You are invited to participate in the 2021 virtual symposium of UCI’s Research Cyberinfrastructure Center (RCIC). The symposium will take place on June 4th, 2021, via zoom (10:00am - 2:30pm). This event aims to bring together students, researchers, staff, instructors, and outreach partners who use or would like to use and/or contribute to the shared campus-wide hardware and software resources as well the human expertise provided by RCIC and the UCI libraries.

Participation is free and no registration is required, but only zoom users with a .uci.edu email address can participate.

Please see the details and agenda

We look forward to seeing you online!

Filipp Furche, Professor of Chemistry

Phil Papadopoulos, RCIC Director

HPC3 Production and HPC Shutdown on 5 Jan 2021

Wednesday, Nov 04 2020 by Philip Papadopoulos

We are pleased to announce that HPC3 is in production All existing HPC users have accounts on HPC3 and can get started right away. A short presentation answers some of the key questions up front.
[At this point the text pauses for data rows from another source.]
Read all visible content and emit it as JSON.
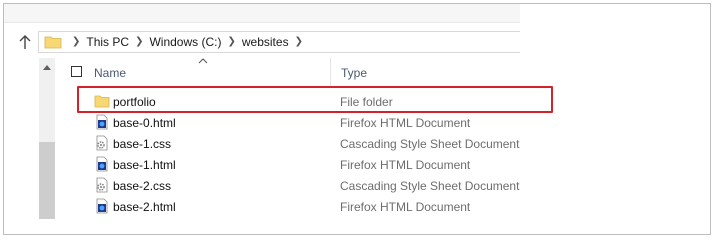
{
  "address_bar": {
    "crumbs": [
      "This PC",
      "Windows (C:)",
      "websites"
    ]
  },
  "columns": {
    "name": "Name",
    "type": "Type"
  },
  "files": [
    {
      "name": "portfolio",
      "type": "File folder",
      "icon": "folder-icon"
    },
    {
      "name": "base-0.html",
      "type": "Firefox HTML Document",
      "icon": "html-file-icon"
    },
    {
      "name": "base-1.css",
      "type": "Cascading Style Sheet Document",
      "icon": "css-file-icon"
    },
    {
      "name": "base-1.html",
      "type": "Firefox HTML Document",
      "icon": "html-file-icon"
    },
    {
      "name": "base-2.css",
      "type": "Cascading Style Sheet Document",
      "icon": "css-file-icon"
    },
    {
      "name": "base-2.html",
      "type": "Firefox HTML Document",
      "icon": "html-file-icon"
    }
  ],
  "colors": {
    "highlight": "#d2232a",
    "folder": "#f8d775",
    "html_icon": "#1e3a8a",
    "header_text": "#4a5a72"
  }
}
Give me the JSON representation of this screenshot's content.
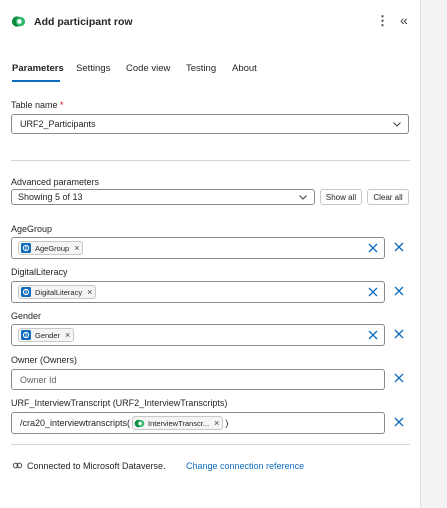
{
  "header": {
    "title": "Add participant row",
    "more_icon": "more-vertical-icon",
    "collapse_icon": "double-chevron-left-icon",
    "app_icon": "dataverse-icon"
  },
  "tabs": [
    {
      "label": "Parameters",
      "active": true
    },
    {
      "label": "Settings",
      "active": false
    },
    {
      "label": "Code view",
      "active": false
    },
    {
      "label": "Testing",
      "active": false
    },
    {
      "label": "About",
      "active": false
    }
  ],
  "table_name": {
    "label": "Table name",
    "required_mark": "*",
    "value": "URF2_Participants"
  },
  "advanced": {
    "label": "Advanced parameters",
    "showing": "Showing 5 of 13",
    "show_all": "Show all",
    "clear_all": "Clear all"
  },
  "fields": {
    "age_group": {
      "label": "AgeGroup",
      "token": "AgeGroup"
    },
    "digital_literacy": {
      "label": "DigitalLiteracy",
      "token": "DigitalLiteracy"
    },
    "gender": {
      "label": "Gender",
      "token": "Gender"
    },
    "owner": {
      "label": "Owner (Owners)",
      "placeholder": "Owner Id"
    },
    "interview": {
      "label": "URF_InterviewTranscript (URF2_InterviewTranscripts)",
      "prefix": "/cra20_interviewtranscripts(",
      "token": "InterviewTranscr...",
      "suffix": ")"
    }
  },
  "footer": {
    "connected_text": "Connected to Microsoft Dataverse.",
    "change_link": "Change connection reference",
    "icon": "connection-icon"
  },
  "colors": {
    "accent": "#0f6cbd",
    "dataverse_green": "#0b8a3a",
    "token_blue": "#0f6cbd",
    "required": "#c50f1f"
  }
}
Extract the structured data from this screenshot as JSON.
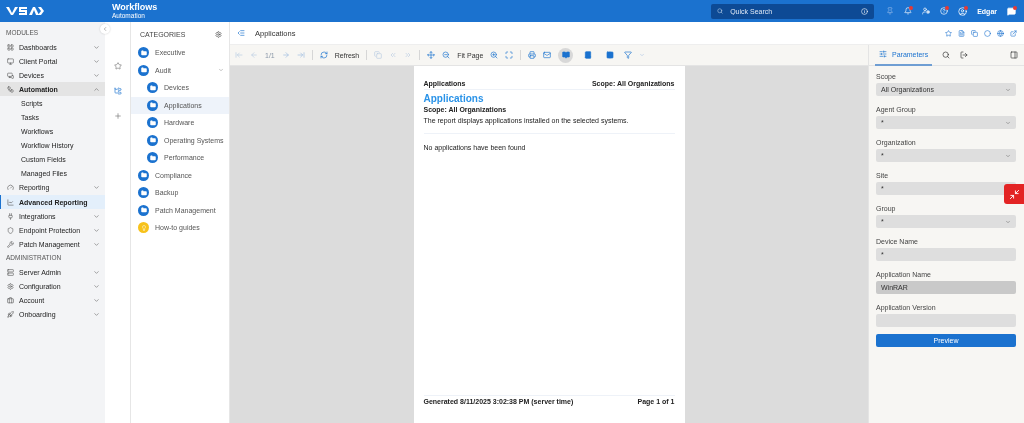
{
  "header": {
    "title": "Workflows",
    "subtitle": "Automation",
    "search_placeholder": "Quick Search",
    "user": "Edgar"
  },
  "sidebar": {
    "sections": [
      {
        "heading": "MODULES",
        "items": [
          {
            "label": "Dashboards",
            "expanded": false,
            "selected": false
          },
          {
            "label": "Client Portal",
            "expanded": false,
            "selected": false
          },
          {
            "label": "Devices",
            "expanded": false,
            "selected": false
          },
          {
            "label": "Automation",
            "expanded": true,
            "selected": false,
            "children": [
              {
                "label": "Scripts",
                "selected": false
              },
              {
                "label": "Tasks",
                "selected": false
              },
              {
                "label": "Workflows",
                "selected": false
              },
              {
                "label": "Workflow History",
                "selected": false
              },
              {
                "label": "Custom Fields",
                "selected": false
              },
              {
                "label": "Managed Files",
                "selected": false
              }
            ]
          },
          {
            "label": "Reporting",
            "expanded": false,
            "selected": false
          },
          {
            "label": "Advanced Reporting",
            "selected": true
          },
          {
            "label": "Integrations",
            "expanded": false,
            "selected": false
          },
          {
            "label": "Endpoint Protection",
            "expanded": false,
            "selected": false
          },
          {
            "label": "Patch Management",
            "expanded": false,
            "selected": false
          }
        ]
      },
      {
        "heading": "ADMINISTRATION",
        "items": [
          {
            "label": "Server Admin",
            "expanded": false,
            "selected": false
          },
          {
            "label": "Configuration",
            "expanded": false,
            "selected": false
          },
          {
            "label": "Account",
            "expanded": false,
            "selected": false
          },
          {
            "label": "Onboarding",
            "expanded": false,
            "selected": false
          }
        ]
      }
    ]
  },
  "categories": {
    "title": "CATEGORIES",
    "items": [
      {
        "label": "Executive",
        "kind": "folder",
        "selected": false
      },
      {
        "label": "Audit",
        "kind": "folder",
        "selected": false,
        "expanded": true,
        "children": [
          {
            "label": "Devices",
            "kind": "folder",
            "selected": false
          },
          {
            "label": "Applications",
            "kind": "folder",
            "selected": true
          },
          {
            "label": "Hardware",
            "kind": "folder",
            "selected": false
          },
          {
            "label": "Operating Systems",
            "kind": "folder",
            "selected": false
          },
          {
            "label": "Performance",
            "kind": "folder",
            "selected": false
          }
        ]
      },
      {
        "label": "Compliance",
        "kind": "folder",
        "selected": false
      },
      {
        "label": "Backup",
        "kind": "folder",
        "selected": false
      },
      {
        "label": "Patch Management",
        "kind": "folder",
        "selected": false
      },
      {
        "label": "How-to guides",
        "kind": "guide",
        "selected": false
      }
    ]
  },
  "viewer": {
    "title": "Applications",
    "toolbar": {
      "page_indicator": "1/1",
      "refresh": "Refresh",
      "zoom": "Fit Page",
      "views": [
        {
          "selected": true
        },
        {
          "selected": false
        },
        {
          "selected": false
        }
      ]
    }
  },
  "report": {
    "header_left": "Applications",
    "header_right": "Scope: All Organizations",
    "title": "Applications",
    "scope": "Scope: All Organizations",
    "description": "The report displays applications installed on the selected systems.",
    "empty_message": "No applications have been found",
    "footer_left": "Generated 8/11/2025 3:02:38 PM (server time)",
    "footer_right": "Page 1 of 1"
  },
  "parameters": {
    "tab": {
      "label": "Parameters",
      "selected": true
    },
    "fields": [
      {
        "label": "Scope",
        "value": "All Organizations",
        "kind": "select",
        "highlighted": false
      },
      {
        "label": "Agent Group",
        "value": "*",
        "kind": "select",
        "highlighted": false
      },
      {
        "label": "Organization",
        "value": "*",
        "kind": "select",
        "highlighted": false
      },
      {
        "label": "Site",
        "value": "*",
        "kind": "text",
        "highlighted": false
      },
      {
        "label": "Group",
        "value": "*",
        "kind": "select",
        "highlighted": false
      },
      {
        "label": "Device Name",
        "value": "*",
        "kind": "text",
        "highlighted": false
      },
      {
        "label": "Application Name",
        "value": "WinRAR",
        "kind": "text",
        "highlighted": true
      },
      {
        "label": "Application Version",
        "kind": "text",
        "highlighted": false
      }
    ],
    "button": "Preview"
  }
}
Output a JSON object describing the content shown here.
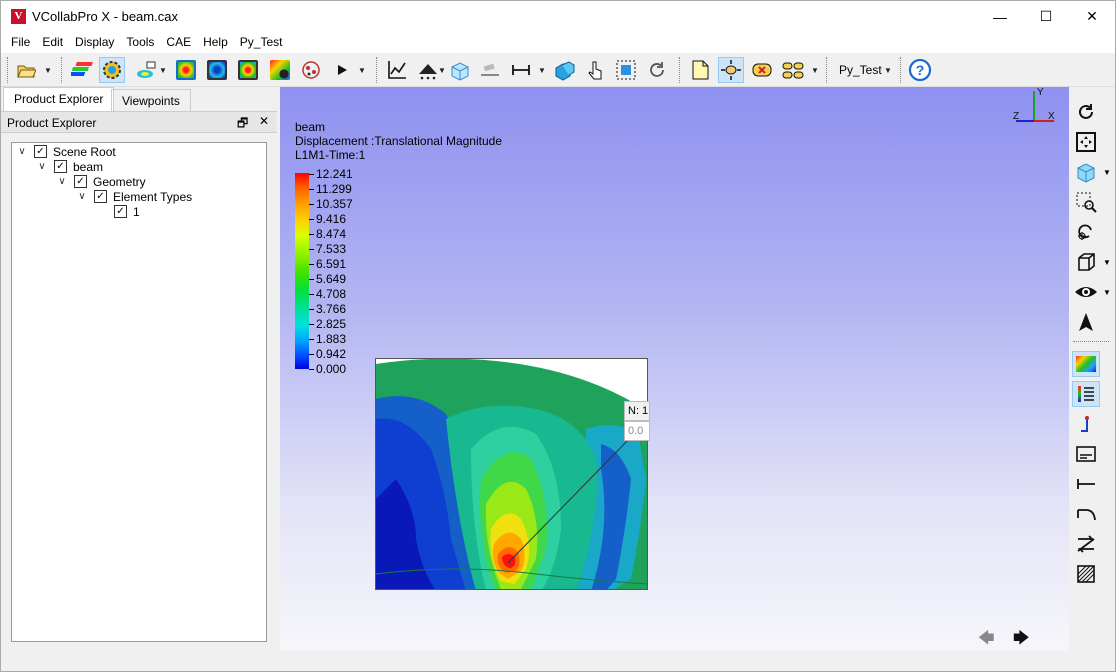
{
  "window": {
    "title": "VCollabPro X - beam.cax",
    "app_icon_letter": "V",
    "controls": {
      "minimize": "—",
      "maximize": "☐",
      "close": "✕"
    }
  },
  "menu": [
    "File",
    "Edit",
    "Display",
    "Tools",
    "CAE",
    "Help",
    "Py_Test"
  ],
  "toolbar": {
    "combo_label": "Py_Test",
    "icons": [
      "open-folder-icon",
      "layers-icon",
      "settings-icon",
      "probe-icon",
      "contour-icon",
      "fringe-icon",
      "isoline-icon",
      "animation-settings-icon",
      "markers-icon",
      "play-icon",
      "graph-icon",
      "vector-icon",
      "section-icon",
      "measure-icon",
      "distance-icon",
      "explode-icon",
      "pick-icon",
      "select-box-icon",
      "refresh-icon",
      "note-icon",
      "pan-icon",
      "delete-label-icon",
      "labels-icon",
      "help-icon"
    ]
  },
  "left_panel": {
    "tabs": [
      "Product Explorer",
      "Viewpoints"
    ],
    "active_tab": "Product Explorer",
    "header": "Product Explorer",
    "tree": [
      {
        "label": "Scene Root",
        "level": 0,
        "checked": true,
        "expanded": true
      },
      {
        "label": "beam",
        "level": 1,
        "checked": true,
        "expanded": true
      },
      {
        "label": "Geometry",
        "level": 2,
        "checked": true,
        "expanded": true
      },
      {
        "label": "Element Types",
        "level": 3,
        "checked": true,
        "expanded": true
      },
      {
        "label": "1",
        "level": 4,
        "checked": true,
        "expanded": false
      }
    ]
  },
  "viewport": {
    "model_name": "beam",
    "result_label": "Displacement :Translational Magnitude",
    "time_label": "L1M1-Time:1",
    "legend_values": [
      "12.241",
      "11.299",
      "10.357",
      "9.416",
      "8.474",
      "7.533",
      "6.591",
      "5.649",
      "4.708",
      "3.766",
      "2.825",
      "1.883",
      "0.942",
      "0.000"
    ],
    "probe": {
      "node": "N: 1",
      "value": "0.0"
    },
    "axes": {
      "x": "X",
      "y": "Y",
      "z": "Z"
    },
    "colors": {
      "accent": "#cce4f7",
      "legend_max": "#ff0000",
      "legend_min": "#0000e0"
    }
  },
  "right_toolbar": {
    "icons": [
      "rotate-icon",
      "fit-view-icon",
      "cube-view-icon",
      "zoom-box-icon",
      "rotate-point-icon",
      "wireframe-icon",
      "visibility-icon",
      "pointer-icon",
      "legend-color-icon",
      "legend-list-icon",
      "axis-marker-icon",
      "caption-icon",
      "dimension-icon",
      "arc-icon",
      "transform-icon",
      "hatch-icon"
    ]
  }
}
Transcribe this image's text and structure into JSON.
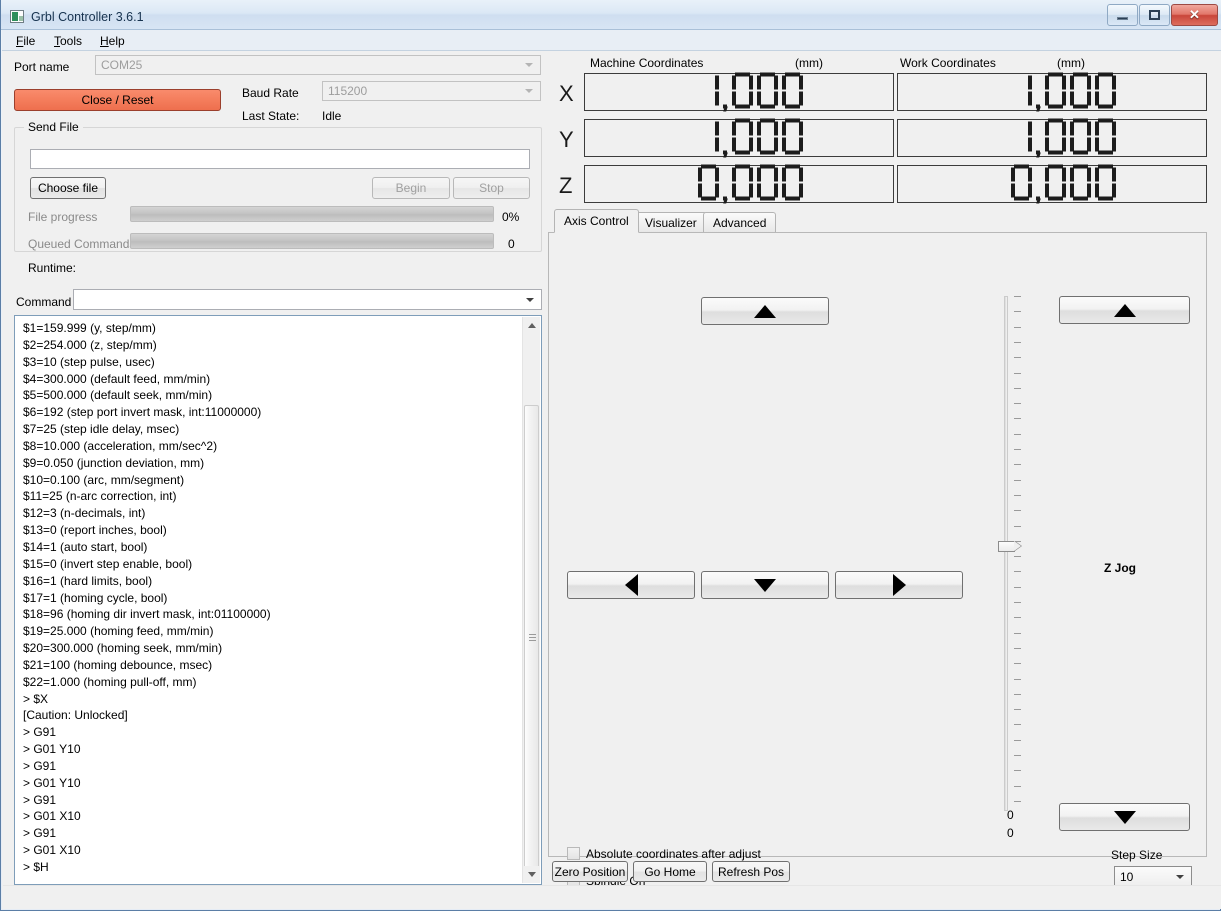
{
  "window": {
    "title": "Grbl Controller 3.6.1",
    "icon": "app-icon",
    "buttons": {
      "minimize": "minimize-icon",
      "maximize": "maximize-icon",
      "close": "✕"
    }
  },
  "menubar": {
    "items": [
      {
        "label": "File",
        "mnemonic": "F"
      },
      {
        "label": "Tools",
        "mnemonic": "T"
      },
      {
        "label": "Help",
        "mnemonic": "H"
      }
    ]
  },
  "connection": {
    "port_label": "Port name",
    "port_value": "COM25",
    "baud_label": "Baud Rate",
    "baud_value": "115200",
    "last_state_label": "Last State:",
    "last_state_value": "Idle",
    "close_reset_button": "Close / Reset",
    "close_reset_color": "#f4805f"
  },
  "send_file": {
    "group_title": "Send File",
    "file_path": "",
    "choose_file_button": "Choose file",
    "begin_button": "Begin",
    "stop_button": "Stop",
    "file_progress_label": "File progress",
    "file_progress_value": "0%",
    "file_progress_percent": 0,
    "queued_commands_label": "Queued Commands",
    "queued_commands_value": "0",
    "queued_commands_percent": 0,
    "runtime_label": "Runtime:"
  },
  "command": {
    "label": "Command",
    "value": ""
  },
  "console": {
    "lines": [
      "$1=159.999 (y, step/mm)",
      "$2=254.000 (z, step/mm)",
      "$3=10 (step pulse, usec)",
      "$4=300.000 (default feed, mm/min)",
      "$5=500.000 (default seek, mm/min)",
      "$6=192 (step port invert mask, int:11000000)",
      "$7=25 (step idle delay, msec)",
      "$8=10.000 (acceleration, mm/sec^2)",
      "$9=0.050 (junction deviation, mm)",
      "$10=0.100 (arc, mm/segment)",
      "$11=25 (n-arc correction, int)",
      "$12=3 (n-decimals, int)",
      "$13=0 (report inches, bool)",
      "$14=1 (auto start, bool)",
      "$15=0 (invert step enable, bool)",
      "$16=1 (hard limits, bool)",
      "$17=1 (homing cycle, bool)",
      "$18=96 (homing dir invert mask, int:01100000)",
      "$19=25.000 (homing feed, mm/min)",
      "$20=300.000 (homing seek, mm/min)",
      "$21=100 (homing debounce, msec)",
      "$22=1.000 (homing pull-off, mm)",
      "> $X",
      "[Caution: Unlocked]",
      "> G91",
      "> G01 Y10",
      "> G91",
      "> G01 Y10",
      "> G91",
      "> G01 X10",
      "> G91",
      "> G01 X10",
      "> $H"
    ]
  },
  "coordinates": {
    "machine_header": "Machine Coordinates",
    "machine_unit": "(mm)",
    "work_header": "Work Coordinates",
    "work_unit": "(mm)",
    "axes": [
      "X",
      "Y",
      "Z"
    ],
    "machine": [
      "1.000",
      "1.000",
      "0.000"
    ],
    "work": [
      "1.000",
      "1.000",
      "0.000"
    ]
  },
  "tabs": [
    {
      "label": "Axis Control",
      "active": true
    },
    {
      "label": "Visualizer",
      "active": false
    },
    {
      "label": "Advanced",
      "active": false
    }
  ],
  "axis_control": {
    "jog_up": "up-arrow-icon",
    "jog_down": "down-arrow-icon",
    "jog_left": "left-arrow-icon",
    "jog_right": "right-arrow-icon",
    "z_jog_label": "Z Jog",
    "z_up": "up-arrow-icon",
    "z_down": "down-arrow-icon",
    "slider_min_label": "0",
    "slider_value_label": "0",
    "absolute_checkbox_label": "Absolute coordinates after adjust",
    "absolute_checked": false,
    "spindle_checkbox_label": "Spindle On",
    "spindle_checked": false,
    "step_size_label": "Step Size",
    "step_size_value": "10"
  },
  "bottom_buttons": {
    "zero_position": "Zero Position",
    "go_home": "Go Home",
    "refresh_pos": "Refresh Pos"
  }
}
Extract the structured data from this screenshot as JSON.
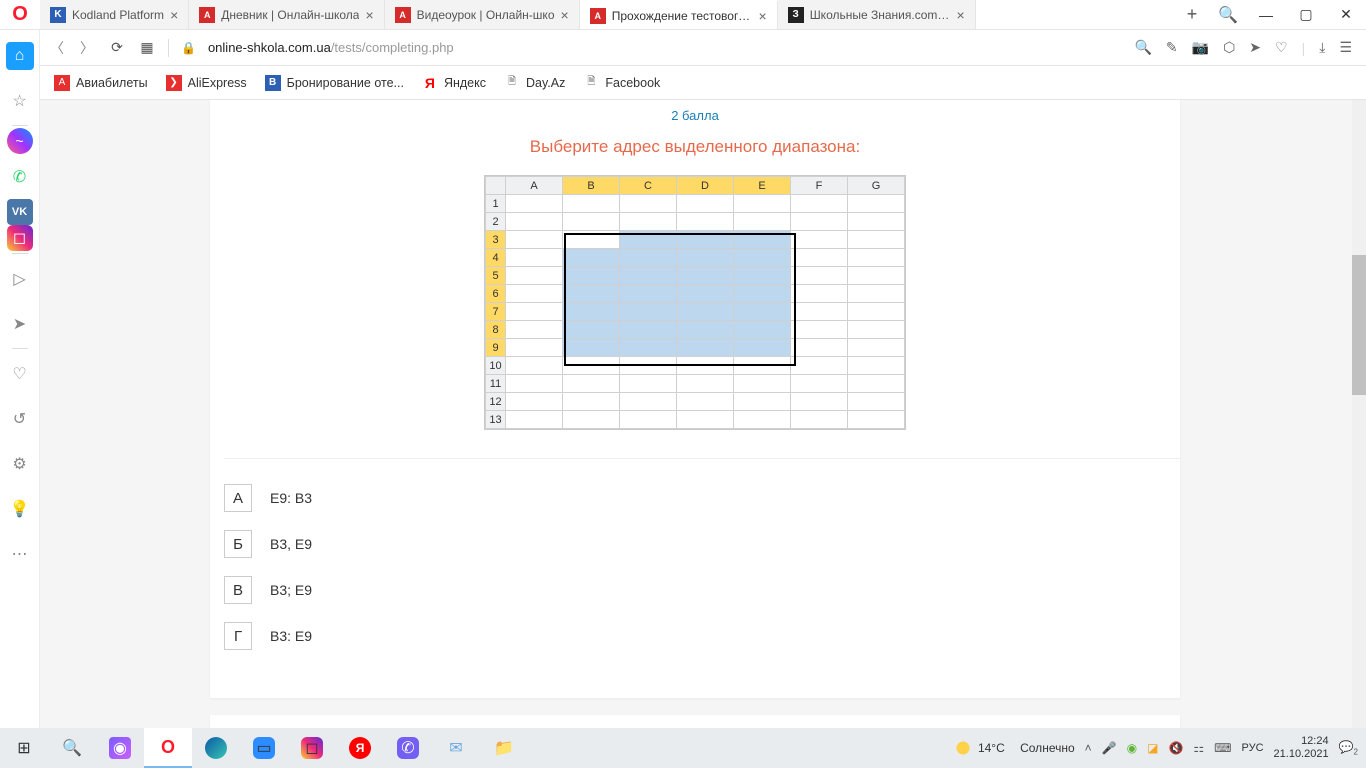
{
  "tabs": [
    {
      "title": "Kodland Platform",
      "icon": "k"
    },
    {
      "title": "Дневник | Онлайн-школа",
      "icon": "a"
    },
    {
      "title": "Видеоурок | Онлайн-шко",
      "icon": "a"
    },
    {
      "title": "Прохождение тестового д",
      "icon": "a",
      "active": true
    },
    {
      "title": "Школьные Знания.com - Р",
      "icon": "z"
    }
  ],
  "url": {
    "domain": "online-shkola.com.ua",
    "path": "/tests/completing.php"
  },
  "bookmarks": [
    {
      "label": "Авиабилеты",
      "ico": "red",
      "glyph": "A"
    },
    {
      "label": "AliExpress",
      "ico": "red",
      "glyph": "❯"
    },
    {
      "label": "Бронирование оте...",
      "ico": "blue",
      "glyph": "B"
    },
    {
      "label": "Яндекс",
      "ico": "y",
      "glyph": "Я"
    },
    {
      "label": "Day.Az",
      "ico": "page",
      "glyph": "🗎"
    },
    {
      "label": "Facebook",
      "ico": "page",
      "glyph": "🗎"
    }
  ],
  "test": {
    "points": "2 балла",
    "question": "Выберите адрес выделенного диапазона:",
    "columns": [
      "A",
      "B",
      "C",
      "D",
      "E",
      "F",
      "G"
    ],
    "rows": [
      "1",
      "2",
      "3",
      "4",
      "5",
      "6",
      "7",
      "8",
      "9",
      "10",
      "11",
      "12",
      "13"
    ],
    "selection": {
      "colStart": 1,
      "colEnd": 4,
      "rowStart": 2,
      "rowEnd": 8
    },
    "answers": [
      {
        "letter": "А",
        "text": "E9: B3"
      },
      {
        "letter": "Б",
        "text": "B3, E9"
      },
      {
        "letter": "В",
        "text": "B3; E9"
      },
      {
        "letter": "Г",
        "text": "B3: E9"
      }
    ]
  },
  "weather": {
    "temp": "14°C",
    "desc": "Солнечно"
  },
  "lang": "РУС",
  "clock": {
    "time": "12:24",
    "date": "21.10.2021"
  },
  "notif_count": "2"
}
The existing HPC cluster will run until 5 Jan 2021. On that day, RCIC will shut down the queuing system, kill all running jobs and begin the process of physically dismantling HPC, moving some hardware to HPC3, and starting the transition of selected "mid-life" nodes for a cluster called HPC2.

Users should begin their transition to HPC3 now. Please note that any files in your current HPC home area will be discarded sometime in January.

HPC3 Production Ramp Up

Wednesday, Jul 15 2020 by Philip Papadopoulos

We are pleased to announce that HPC3 will enter its production ramp up on 20 July 2020. A short presentation describes this phase of HPC3.

To handle the transition of a large number of users to HPC3 during the ramp up, we’re asking that research groups/labs submit a single request to email:hpc-support@uci.edu (please see the presentation of what to include).

Friendly users on HPC3 have consumed over 1 million core hours on 1+ million jobs..

We expect the production ramp up to last about two months.